To that end, CaRVTA and CVMA agreed to educate their constituents that the
terms technician and tech should be used only to describe an RVT. The term unregistered assistant is awkward and never used. Task Force members agreed that the term veterinary assistant is more appropriate and
suggested that the term be changed in the Practice Act. The VMB voted to approve the
recommendations of the Task Force.
Micro chip bill SB702, sponsored by State Sen. Ted Lieu, passed both the California House and Senate only to be vetoed on Friday, Oct. 7, by Gov. Brown. The bill would have required that dogs and cats adopted or reclaimed by their owners from a shelter have a microchip implanted for future identification.
Sen. Lieu said in a statement in the Los Angeles Times that his legislation would save taxpayers millions of dollars. He noted that California shelters impound more than a million dogs and cats a year and euthanize about half of them, many because their owners are not found. "Sadly, this heartbreaking trend will continue," Lieu said.

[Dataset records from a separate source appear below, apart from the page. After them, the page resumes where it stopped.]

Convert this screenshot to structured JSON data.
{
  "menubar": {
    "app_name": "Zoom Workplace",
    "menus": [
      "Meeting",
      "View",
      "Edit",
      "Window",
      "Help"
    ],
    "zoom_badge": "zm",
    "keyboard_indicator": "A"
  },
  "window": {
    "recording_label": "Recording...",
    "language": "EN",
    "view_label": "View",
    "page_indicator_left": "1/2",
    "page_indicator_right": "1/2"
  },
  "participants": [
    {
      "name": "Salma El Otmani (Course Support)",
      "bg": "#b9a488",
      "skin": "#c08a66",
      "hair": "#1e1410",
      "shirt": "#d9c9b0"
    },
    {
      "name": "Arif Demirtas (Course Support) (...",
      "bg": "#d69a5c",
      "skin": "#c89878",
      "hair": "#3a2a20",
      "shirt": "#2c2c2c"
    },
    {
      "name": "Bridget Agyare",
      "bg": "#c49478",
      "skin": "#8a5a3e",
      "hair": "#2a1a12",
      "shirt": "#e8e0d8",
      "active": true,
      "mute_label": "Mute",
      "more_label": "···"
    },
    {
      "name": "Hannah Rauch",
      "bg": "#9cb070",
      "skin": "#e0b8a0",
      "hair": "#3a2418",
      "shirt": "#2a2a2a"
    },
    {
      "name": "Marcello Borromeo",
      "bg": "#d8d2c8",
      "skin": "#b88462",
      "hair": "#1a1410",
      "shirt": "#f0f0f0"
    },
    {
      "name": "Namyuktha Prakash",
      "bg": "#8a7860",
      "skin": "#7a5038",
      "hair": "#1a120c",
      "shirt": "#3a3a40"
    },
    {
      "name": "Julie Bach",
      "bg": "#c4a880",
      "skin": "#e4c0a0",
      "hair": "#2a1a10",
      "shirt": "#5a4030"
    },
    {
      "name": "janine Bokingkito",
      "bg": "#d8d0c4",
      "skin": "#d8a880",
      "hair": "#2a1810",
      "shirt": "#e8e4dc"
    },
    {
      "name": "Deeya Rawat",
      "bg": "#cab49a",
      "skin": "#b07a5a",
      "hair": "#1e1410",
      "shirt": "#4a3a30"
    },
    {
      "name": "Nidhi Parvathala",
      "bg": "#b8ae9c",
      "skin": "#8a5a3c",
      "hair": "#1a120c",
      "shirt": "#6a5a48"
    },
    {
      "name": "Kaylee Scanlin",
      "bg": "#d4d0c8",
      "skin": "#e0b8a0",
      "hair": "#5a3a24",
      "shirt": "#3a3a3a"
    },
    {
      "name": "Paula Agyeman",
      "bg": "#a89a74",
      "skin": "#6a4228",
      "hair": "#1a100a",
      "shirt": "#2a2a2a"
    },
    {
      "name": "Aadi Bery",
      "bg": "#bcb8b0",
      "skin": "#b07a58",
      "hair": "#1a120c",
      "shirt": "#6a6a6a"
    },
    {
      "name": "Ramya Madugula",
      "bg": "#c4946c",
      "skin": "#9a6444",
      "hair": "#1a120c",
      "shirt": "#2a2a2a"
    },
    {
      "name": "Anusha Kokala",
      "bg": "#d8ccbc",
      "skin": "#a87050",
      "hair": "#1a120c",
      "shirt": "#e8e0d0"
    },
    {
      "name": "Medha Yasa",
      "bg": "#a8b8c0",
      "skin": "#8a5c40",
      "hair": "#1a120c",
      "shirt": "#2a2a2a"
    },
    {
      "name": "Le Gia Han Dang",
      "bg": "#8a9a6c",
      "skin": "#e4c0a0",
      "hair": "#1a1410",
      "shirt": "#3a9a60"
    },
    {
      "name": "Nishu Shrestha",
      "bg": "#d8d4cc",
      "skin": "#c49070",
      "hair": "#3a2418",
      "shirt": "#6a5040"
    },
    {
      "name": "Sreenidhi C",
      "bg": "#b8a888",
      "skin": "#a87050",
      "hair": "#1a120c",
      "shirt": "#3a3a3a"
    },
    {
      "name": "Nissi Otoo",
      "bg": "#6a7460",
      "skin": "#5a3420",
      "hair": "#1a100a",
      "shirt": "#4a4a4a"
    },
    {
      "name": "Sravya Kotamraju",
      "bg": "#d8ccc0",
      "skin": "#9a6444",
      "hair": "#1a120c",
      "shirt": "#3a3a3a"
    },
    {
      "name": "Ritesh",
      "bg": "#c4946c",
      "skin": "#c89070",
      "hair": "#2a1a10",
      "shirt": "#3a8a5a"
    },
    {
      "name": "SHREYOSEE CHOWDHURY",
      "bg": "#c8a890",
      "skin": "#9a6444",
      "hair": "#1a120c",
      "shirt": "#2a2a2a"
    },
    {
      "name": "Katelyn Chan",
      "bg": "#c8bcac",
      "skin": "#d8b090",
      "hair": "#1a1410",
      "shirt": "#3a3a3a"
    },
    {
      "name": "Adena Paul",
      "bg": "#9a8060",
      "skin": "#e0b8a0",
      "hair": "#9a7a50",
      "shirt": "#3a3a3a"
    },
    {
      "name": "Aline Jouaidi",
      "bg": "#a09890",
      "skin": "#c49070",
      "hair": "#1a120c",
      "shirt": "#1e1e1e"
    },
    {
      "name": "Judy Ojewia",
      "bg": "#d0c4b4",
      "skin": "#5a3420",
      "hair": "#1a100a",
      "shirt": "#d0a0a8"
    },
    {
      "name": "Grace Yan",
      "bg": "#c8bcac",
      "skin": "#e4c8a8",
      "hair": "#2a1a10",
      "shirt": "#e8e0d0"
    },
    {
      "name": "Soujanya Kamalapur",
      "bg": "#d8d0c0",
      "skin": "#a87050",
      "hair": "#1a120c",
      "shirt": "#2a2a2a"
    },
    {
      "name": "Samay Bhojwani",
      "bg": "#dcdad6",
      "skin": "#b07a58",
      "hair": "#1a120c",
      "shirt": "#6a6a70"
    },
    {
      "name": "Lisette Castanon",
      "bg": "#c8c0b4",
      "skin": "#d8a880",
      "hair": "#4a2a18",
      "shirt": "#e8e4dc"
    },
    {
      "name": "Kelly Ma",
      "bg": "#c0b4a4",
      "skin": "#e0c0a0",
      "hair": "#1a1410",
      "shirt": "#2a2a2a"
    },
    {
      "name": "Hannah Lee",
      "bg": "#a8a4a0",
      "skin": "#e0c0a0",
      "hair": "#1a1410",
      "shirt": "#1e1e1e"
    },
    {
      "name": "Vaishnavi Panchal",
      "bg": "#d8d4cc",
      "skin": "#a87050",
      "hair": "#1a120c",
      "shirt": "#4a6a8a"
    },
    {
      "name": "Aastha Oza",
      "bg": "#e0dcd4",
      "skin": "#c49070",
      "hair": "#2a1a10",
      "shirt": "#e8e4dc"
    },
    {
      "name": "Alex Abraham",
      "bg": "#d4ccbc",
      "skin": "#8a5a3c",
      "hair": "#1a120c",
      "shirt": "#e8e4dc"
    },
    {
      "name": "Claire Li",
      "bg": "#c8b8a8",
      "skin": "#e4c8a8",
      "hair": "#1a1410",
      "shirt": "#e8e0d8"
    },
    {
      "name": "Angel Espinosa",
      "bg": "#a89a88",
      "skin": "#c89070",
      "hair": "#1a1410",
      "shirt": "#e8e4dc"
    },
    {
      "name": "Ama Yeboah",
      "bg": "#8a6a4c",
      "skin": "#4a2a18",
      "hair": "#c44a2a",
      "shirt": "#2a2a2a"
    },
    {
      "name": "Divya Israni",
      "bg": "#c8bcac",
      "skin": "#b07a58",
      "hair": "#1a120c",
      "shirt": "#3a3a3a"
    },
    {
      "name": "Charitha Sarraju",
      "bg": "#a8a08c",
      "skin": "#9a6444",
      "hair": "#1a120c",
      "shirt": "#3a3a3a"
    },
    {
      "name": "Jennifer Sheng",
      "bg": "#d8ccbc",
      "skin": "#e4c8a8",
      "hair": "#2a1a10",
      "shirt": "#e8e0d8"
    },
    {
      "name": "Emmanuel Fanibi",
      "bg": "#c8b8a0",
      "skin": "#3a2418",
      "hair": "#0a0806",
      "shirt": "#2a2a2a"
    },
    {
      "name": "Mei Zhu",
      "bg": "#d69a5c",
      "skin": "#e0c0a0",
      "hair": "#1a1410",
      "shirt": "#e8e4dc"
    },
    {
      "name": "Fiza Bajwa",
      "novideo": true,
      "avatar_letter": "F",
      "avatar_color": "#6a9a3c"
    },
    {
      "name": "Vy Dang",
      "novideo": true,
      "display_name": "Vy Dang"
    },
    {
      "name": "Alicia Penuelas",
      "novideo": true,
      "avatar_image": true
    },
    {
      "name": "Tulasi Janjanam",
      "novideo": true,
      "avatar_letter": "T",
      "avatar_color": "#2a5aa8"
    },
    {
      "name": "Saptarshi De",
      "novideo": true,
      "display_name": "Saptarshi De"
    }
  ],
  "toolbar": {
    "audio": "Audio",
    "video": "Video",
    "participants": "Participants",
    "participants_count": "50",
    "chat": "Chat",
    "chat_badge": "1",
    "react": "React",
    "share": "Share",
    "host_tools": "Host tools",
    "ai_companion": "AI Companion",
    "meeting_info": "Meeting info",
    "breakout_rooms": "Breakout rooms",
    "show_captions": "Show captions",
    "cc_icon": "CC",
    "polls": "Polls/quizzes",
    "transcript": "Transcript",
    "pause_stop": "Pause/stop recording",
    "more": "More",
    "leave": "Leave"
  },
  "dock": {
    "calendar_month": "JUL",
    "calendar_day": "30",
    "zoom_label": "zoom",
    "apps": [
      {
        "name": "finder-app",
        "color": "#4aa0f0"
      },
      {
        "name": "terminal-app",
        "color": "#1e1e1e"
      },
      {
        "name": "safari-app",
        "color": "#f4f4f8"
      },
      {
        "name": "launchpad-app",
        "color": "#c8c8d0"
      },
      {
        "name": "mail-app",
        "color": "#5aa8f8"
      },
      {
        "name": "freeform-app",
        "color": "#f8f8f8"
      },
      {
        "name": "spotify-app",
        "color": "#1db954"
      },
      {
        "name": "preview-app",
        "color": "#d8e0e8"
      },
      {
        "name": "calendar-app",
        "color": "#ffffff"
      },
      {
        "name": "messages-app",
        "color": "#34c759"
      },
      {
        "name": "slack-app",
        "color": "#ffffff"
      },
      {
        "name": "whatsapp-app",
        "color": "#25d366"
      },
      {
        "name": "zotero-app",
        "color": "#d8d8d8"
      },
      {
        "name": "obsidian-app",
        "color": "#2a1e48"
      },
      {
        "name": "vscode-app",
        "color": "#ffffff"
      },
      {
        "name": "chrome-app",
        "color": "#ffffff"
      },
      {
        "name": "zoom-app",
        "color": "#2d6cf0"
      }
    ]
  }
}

Gov. Brown's veto message stated:
"Under current law, local agencies can—and should—require animals to be microchipped before being released. There is no need for state law to mandate the procedure, which would then require the state to pay for it."
The bill clearly states that the microchip cost would be covered in the adoption or impoundment fee at the shelters. In fact, these fees are already in place at all municipal shelters.